Corey Ross, Liquid Empire: Water and Power in the Colonial World
Corey Ross, Liquid Empire: Water and Power in the Colonial World, Princeton, Princeton University Press, 2024, 477 p.
Texte intégral
- 1 Elizabeth Whitcombe, Agrarian Conditions in Northern India, Berkeley, University of California Pres (...)
- 2 Corey Ross, Liquid Empire: Water and Power in the Colonial World, Princeton, Princeton University P (...)
1Depuis les travaux pionniers sur l’Inde britannique, les études environnementales de l’eau investissent un espace croissant dans l’histoire coloniale1. L’élargissement des terrains d’étude depuis trente ans appelait à une synthèse qui relie ces travaux dans une histoire impériale et croisée du contrôle de l’eau, du début du XIXe siècle jusqu’aux lendemains des décolonisations2. Pour mener ce travail, Corey Ross s’appuie d’abord sur la riche historiographie développée sur ces sujets. Les archives qu’il utilise sont connues des historiens, par exemple sur les rapports des ingénieurs hydrauliques et des autres agents coloniaux.
- 3 Corey Ross, Ecology and Power in the Age of Empire, Oxford (GB), Oxford University Press, 2017.
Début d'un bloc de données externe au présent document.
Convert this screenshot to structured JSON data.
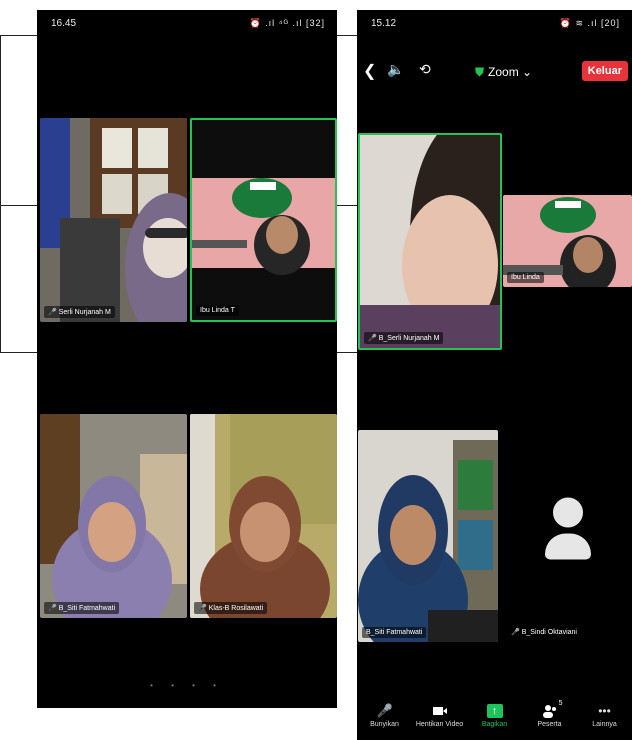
{
  "screen1": {
    "time": "16.45",
    "status_icons": "⏰ .ıl ⁴ᴳ .ıl [32]",
    "participants": [
      {
        "name": "Serli Nurjanah M",
        "muted": true,
        "active": false
      },
      {
        "name": "Ibu Linda T",
        "muted": false,
        "active": true
      },
      {
        "name": "B_Siti Fatmahwati",
        "muted": true,
        "active": false
      },
      {
        "name": "Klas-B Rosilawati",
        "muted": true,
        "active": false
      }
    ],
    "page_dots": "• • • •"
  },
  "screen2": {
    "time": "15.12",
    "status_icons": "⏰ ≋ .ıl [20]",
    "app_title": "Zoom",
    "leave_label": "Keluar",
    "participants": [
      {
        "name": "B_Serli Nurjanah M",
        "muted": true
      },
      {
        "name": "Ibu Linda",
        "muted": false
      },
      {
        "name": "B_Siti Fatmahwati",
        "muted": false
      },
      {
        "name": "B_Sindi Oktaviani",
        "muted": true
      }
    ],
    "toolbar": {
      "unmute": "Bunyikan",
      "stop_video": "Hentikan Video",
      "share": "Bagikan",
      "participants": "Peserta",
      "participants_count": "5",
      "more": "Lainnya"
    }
  },
  "colors": {
    "active_border": "#23c552",
    "leave": "#e8333a",
    "share": "#1ec35b"
  }
}
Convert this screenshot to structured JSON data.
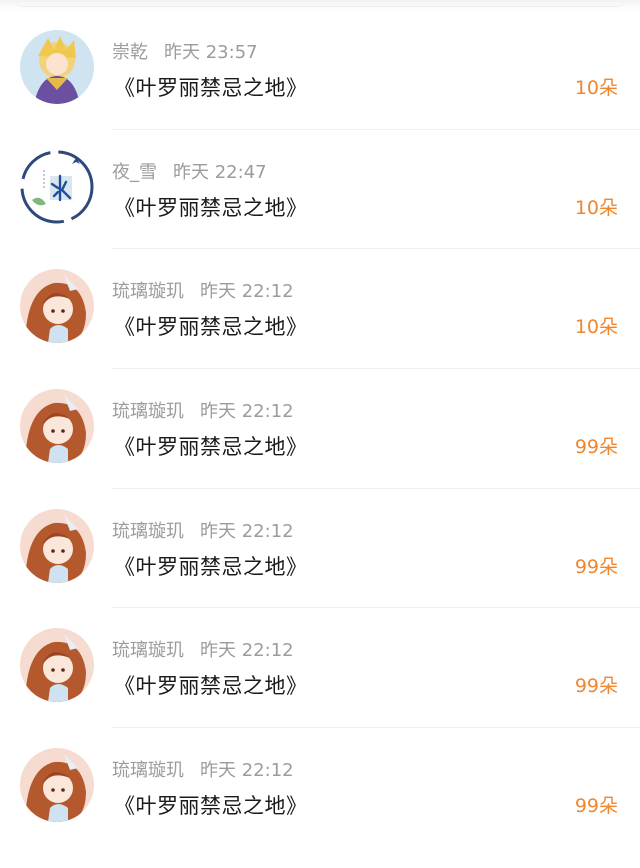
{
  "colors": {
    "gift_text": "#f0862e",
    "meta_text": "#9c9c9c",
    "title_text": "#1a1a1a",
    "divider": "#f0f0f0"
  },
  "rows": [
    {
      "name": "崇乾",
      "time": "昨天 23:57",
      "title": "《叶罗丽禁忌之地》",
      "gift": "10朵",
      "avatar": "anime-boy-avatar"
    },
    {
      "name": "夜_雪",
      "time": "昨天 22:47",
      "title": "《叶罗丽禁忌之地》",
      "gift": "10朵",
      "avatar": "calligraphy-bing-avatar"
    },
    {
      "name": "琉璃璇玑",
      "time": "昨天 22:12",
      "title": "《叶罗丽禁忌之地》",
      "gift": "10朵",
      "avatar": "anime-girl-avatar"
    },
    {
      "name": "琉璃璇玑",
      "time": "昨天 22:12",
      "title": "《叶罗丽禁忌之地》",
      "gift": "99朵",
      "avatar": "anime-girl-avatar"
    },
    {
      "name": "琉璃璇玑",
      "time": "昨天 22:12",
      "title": "《叶罗丽禁忌之地》",
      "gift": "99朵",
      "avatar": "anime-girl-avatar"
    },
    {
      "name": "琉璃璇玑",
      "time": "昨天 22:12",
      "title": "《叶罗丽禁忌之地》",
      "gift": "99朵",
      "avatar": "anime-girl-avatar"
    },
    {
      "name": "琉璃璇玑",
      "time": "昨天 22:12",
      "title": "《叶罗丽禁忌之地》",
      "gift": "99朵",
      "avatar": "anime-girl-avatar"
    }
  ]
}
2Ce travail complète un précédent livre, paru en 2017, consacré à l’exploitation des ressources et à la gestion des milieux tropicaux par ces pouvoirs coloniaux3. Le basculement sur l’eau est cohérent tant ces enjeux sont centraux dans les logiques de contrôle des espaces, des ressources et des populations. L’auteur poursuit dans Liquid Empire l’ambition d’une histoire comparative et globale des empires européens. L’analyse dépasse les frontières régionales et nationales pour suivre cette fluidité caractéristique à l’eau en s’appuyant sur un ensemble de cas d’études coloniaux principalement britanniques, français et néerlandais.
3Du Nil à l’île de Java, en insistant sur l’Inde et l’Indochine, Corey Ross identifie l’eau comme un élément essentiel de la projection et du contrôle européen des espaces colonisés. Dans son introduction, il situe les transformations hydrauliques coloniales comme un héritage substantiel qui pèse aujourd’hui sur les sociétés des espaces africains et sud-asiatiques – du Pakistan à l’archipel indonésien. Il justifie ainsi son effort pour relier l’ensemble de ces questions coloniales de l’eau dans une étude globale des empires européens du XIXe siècle. Son ambition aboutit à un ouvrage unique dans la littérature scientifique actuelle.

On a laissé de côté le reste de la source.